Reservations are €29 in 2nd and €39 in 1st class, plus €2 booking fee per person if booked via Interrail.

Apparently, this bug still hasn't been solved. If you click further though to book, then the price will be corrected in the step before payment.

You can save money by using a TGV to Strasbourg or Mulhouse and then a fast regional train to Basel and any train to Zurich. For example:

If you're arriving in Paris by Eurostar, then Paris Est is just a short walk from Paris Nord. Reservations only needed between Paris and Strasbourg, book here:
https://travel.b-europe.com/Eurail-GE/en/booking-tgv#TravelWish

1st class €20.


Thanks for the clear information. I decided to go for it anyway (still cheaper than paying for the tickets outright) and was pleasantly surprised when the checkout page showed a much lower price of around £100 for 3 first class tickets. Still a lot for how interrail is advertised as being setup, but there you go, still a good deal for me.

To be clear for anyone booking TGV Lyria tickets via Interrail’s reservations: click through to the checkout and the price will be much lower (at least until this buf is fixed).


Thanks for the clear information. I decided to go for it anyway (still cheaper than paying for the tickets outright) and was pleasantly surprised when the checkout page showed a much lower price of around £100 for 3 first class tickets. Still a lot for how interrail is advertised as being setup, but there you go, still a good deal for me.

1st class price of these reservations was recently lowered from €68 to a slightly less excessive €39. Although you may find it a good deal, it's still SNCF using international passengers, and pass holders in particular, as cash cows.

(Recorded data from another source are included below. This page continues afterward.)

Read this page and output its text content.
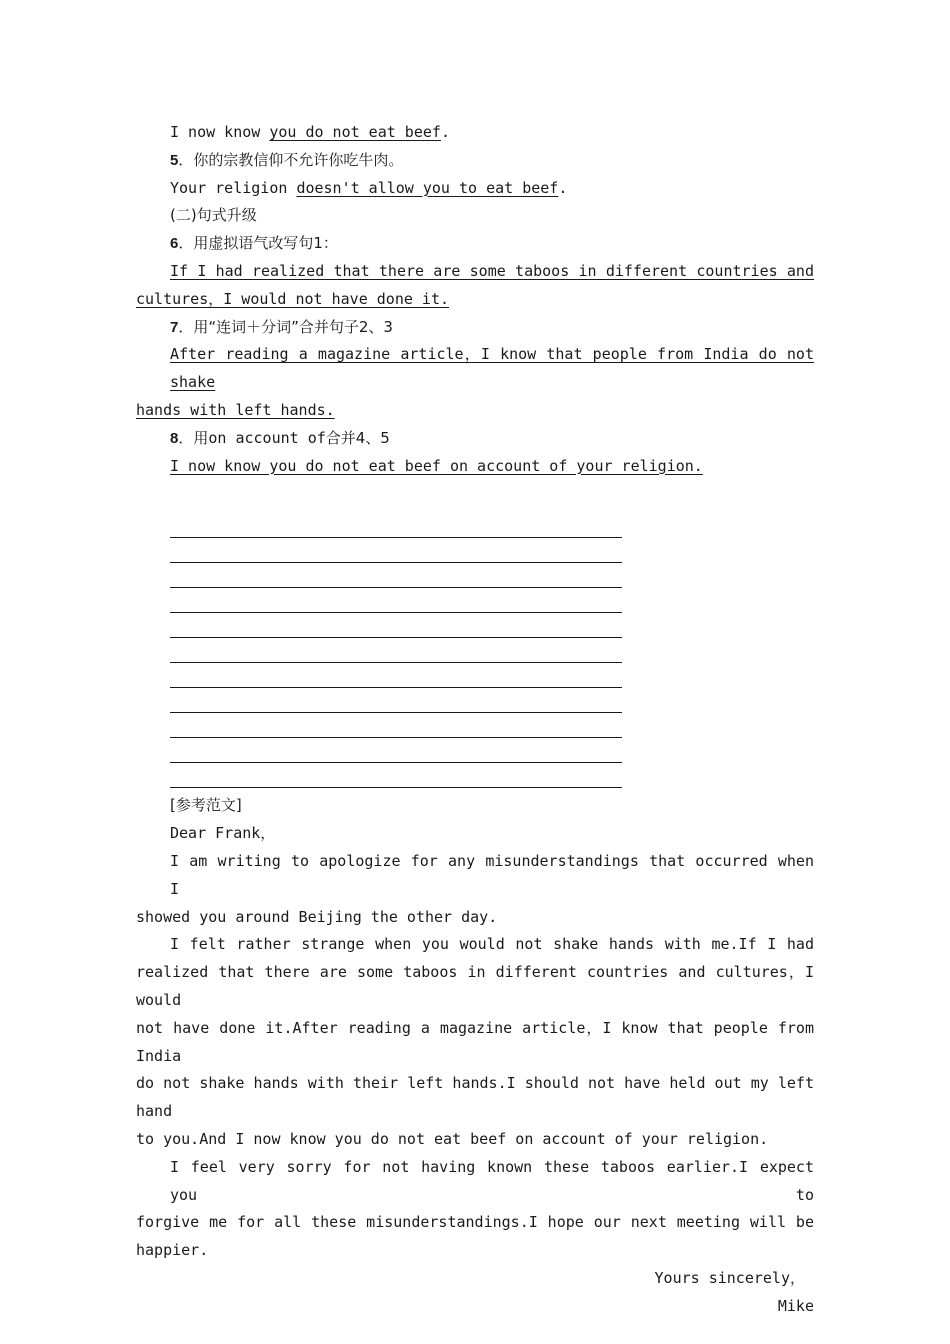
I now know you do not eat beef.
5．你的宗教信仰不允许你吃牛肉。
Your religion doesn't allow you to eat beef.
(二)句式升级
6．用虚拟语气改写句1：
If I had realized that there are some taboos in different countries and
cultures，I would not have done it.
7．用“连词＋分词”合并句子2、3
After reading a magazine article，I know that people from India do not shake
hands with left hands.
8．用on account of合并4、5
I now know you do not eat beef on account of your religion.
[参考范文]
Dear Frank，
I am writing to apologize for any misunderstandings that occurred when I
showed you around Beijing the other day.
I felt rather strange when you would not shake hands with me.If I had
realized that there are some taboos in different countries and cultures，I would
not have done it.After reading a magazine article，I know that people from India
do not shake hands with their left hands.I should not have held out my left hand
to you.And I now know you do not eat beef on account of your religion.
I feel very sorry for not having known these taboos earlier.I expect you to
forgive me for all these misunderstandings.I hope our next meeting will be
happier.
Yours sincerely，
Mike
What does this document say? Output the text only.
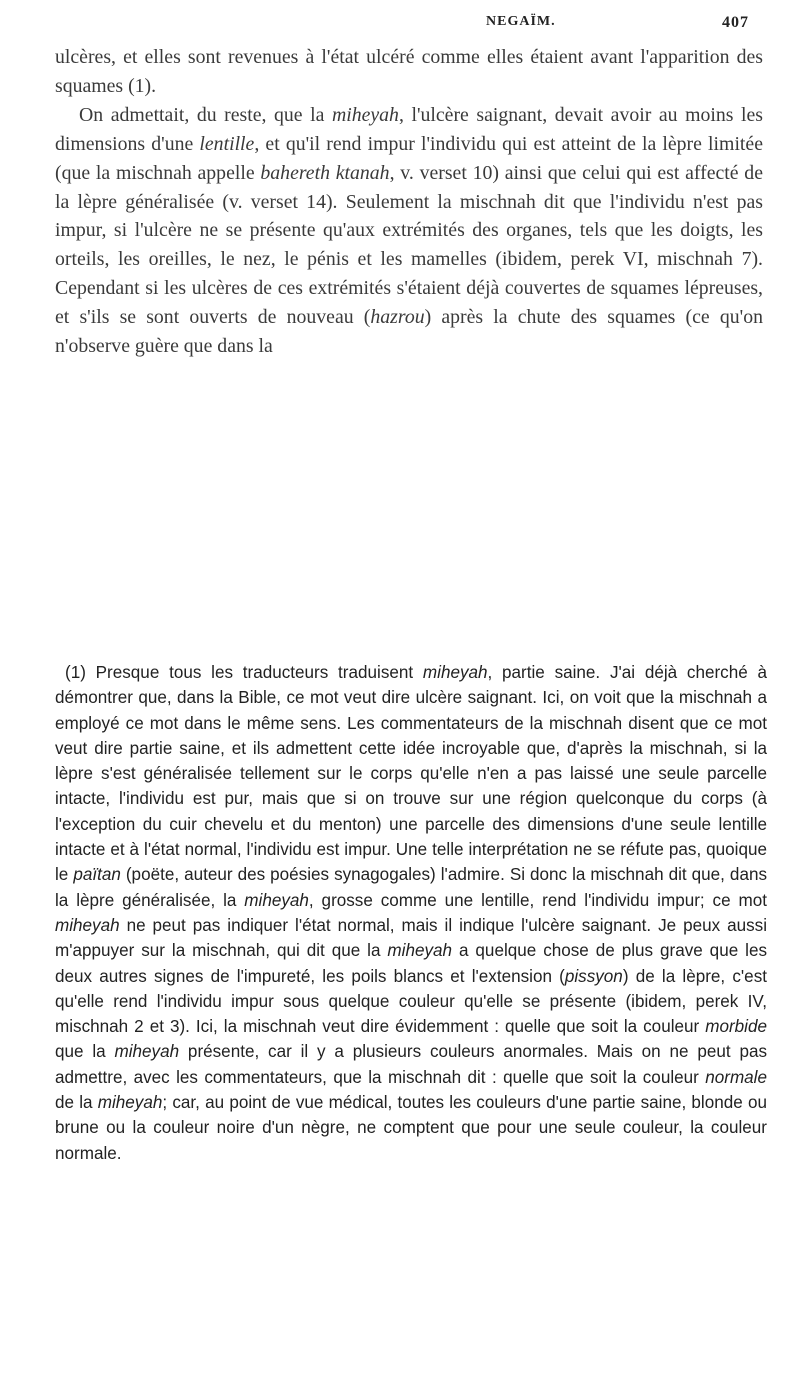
NEGAÏM.	407

ulcères, et elles sont revenues à l'état ulcéré comme elles étaient avant l'apparition des squames (1).

On admettait, du reste, que la miheyah, l'ulcère saignant, devait avoir au moins les dimensions d'une lentille, et qu'il rend impur l'individu qui est atteint de la lèpre limitée (que la mischnah appelle bahereth ktanah, v. verset 10) ainsi que celui qui est affecté de la lèpre généralisée (v. verset 14). Seulement la mischnah dit que l'individu n'est pas impur, si l'ulcère ne se présente qu'aux extrémités des organes, tels que les doigts, les orteils, les oreilles, le nez, le pénis et les mamelles (ibidem, perek VI, mischnah 7). Cependant si les ulcères de ces extrémités s'étaient déjà couvertes de squames lépreuses, et s'ils se sont ouverts de nouveau (hazrou) après la chute des squames (ce qu'on n'observe guère que dans la

(1) Presque tous les traducteurs traduisent miheyah, partie saine. J'ai déjà cherché à démontrer que, dans la Bible, ce mot veut dire ulcère saignant. Ici, on voit que la mischnah a employé ce mot dans le même sens. Les commentateurs de la mischnah disent que ce mot veut dire partie saine, et ils admettent cette idée incroyable que, d'après la mischnah, si la lèpre s'est généralisée tellement sur le corps qu'elle n'en a pas laissé une seule parcelle intacte, l'individu est pur, mais que si on trouve sur une région quelconque du corps (à l'exception du cuir chevelu et du menton) une parcelle des dimensions d'une seule lentille intacte et à l'état normal, l'individu est impur. Une telle interprétation ne se réfute pas, quoique le païtan (poëte, auteur des poésies synagogales) l'admire. Si donc la mischnah dit que, dans la lèpre généralisée, la miheyah, grosse comme une lentille, rend l'individu impur; ce mot miheyah ne peut pas indiquer l'état normal, mais il indique l'ulcère saignant. Je peux aussi m'appuyer sur la mischnah, qui dit que la miheyah a quelque chose de plus grave que les deux autres signes de l'impureté, les poils blancs et l'extension (pissyon) de la lèpre, c'est qu'elle rend l'individu impur sous quelque couleur qu'elle se présente (ibidem, perek IV, mischnah 2 et 3). Ici, la mischnah veut dire évidemment : quelle que soit la couleur morbide que la miheyah présente, car il y a plusieurs couleurs anormales. Mais on ne peut pas admettre, avec les commentateurs, que la mischnah dit : quelle que soit la couleur normale de la miheyah; car, au point de vue médical, toutes les couleurs d'une partie saine, blonde ou brune ou la couleur noire d'un nègre, ne comptent que pour une seule couleur, la couleur normale.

@rvdborgt thanks for the update for the reservation prives of TGV Lyria


Yes it’s sad. It would be great if interrail was really as advertised, you buy a pass and travel freely and spontaneously. However the complexity as well as the cost of the reservations system makes trips less of a free flowing adventure than they could be.


Yeah there are really good and bad countries for Interailling.

You've got full flexibility and a great network in Germany, Switzerland, the UK, Belgium and the Netherlands

However Spain and France are pretty bad with a lot of (expensive) mandatory reservations, unfrequent trains,.. A lot of cross-border routes are bad too…

Italy is in between : mandatory reservations but the frequency is really good -> at least hourly but for example 4 high-speed trains per hour between Rome and Florence. Last-minute availability isn't an issue.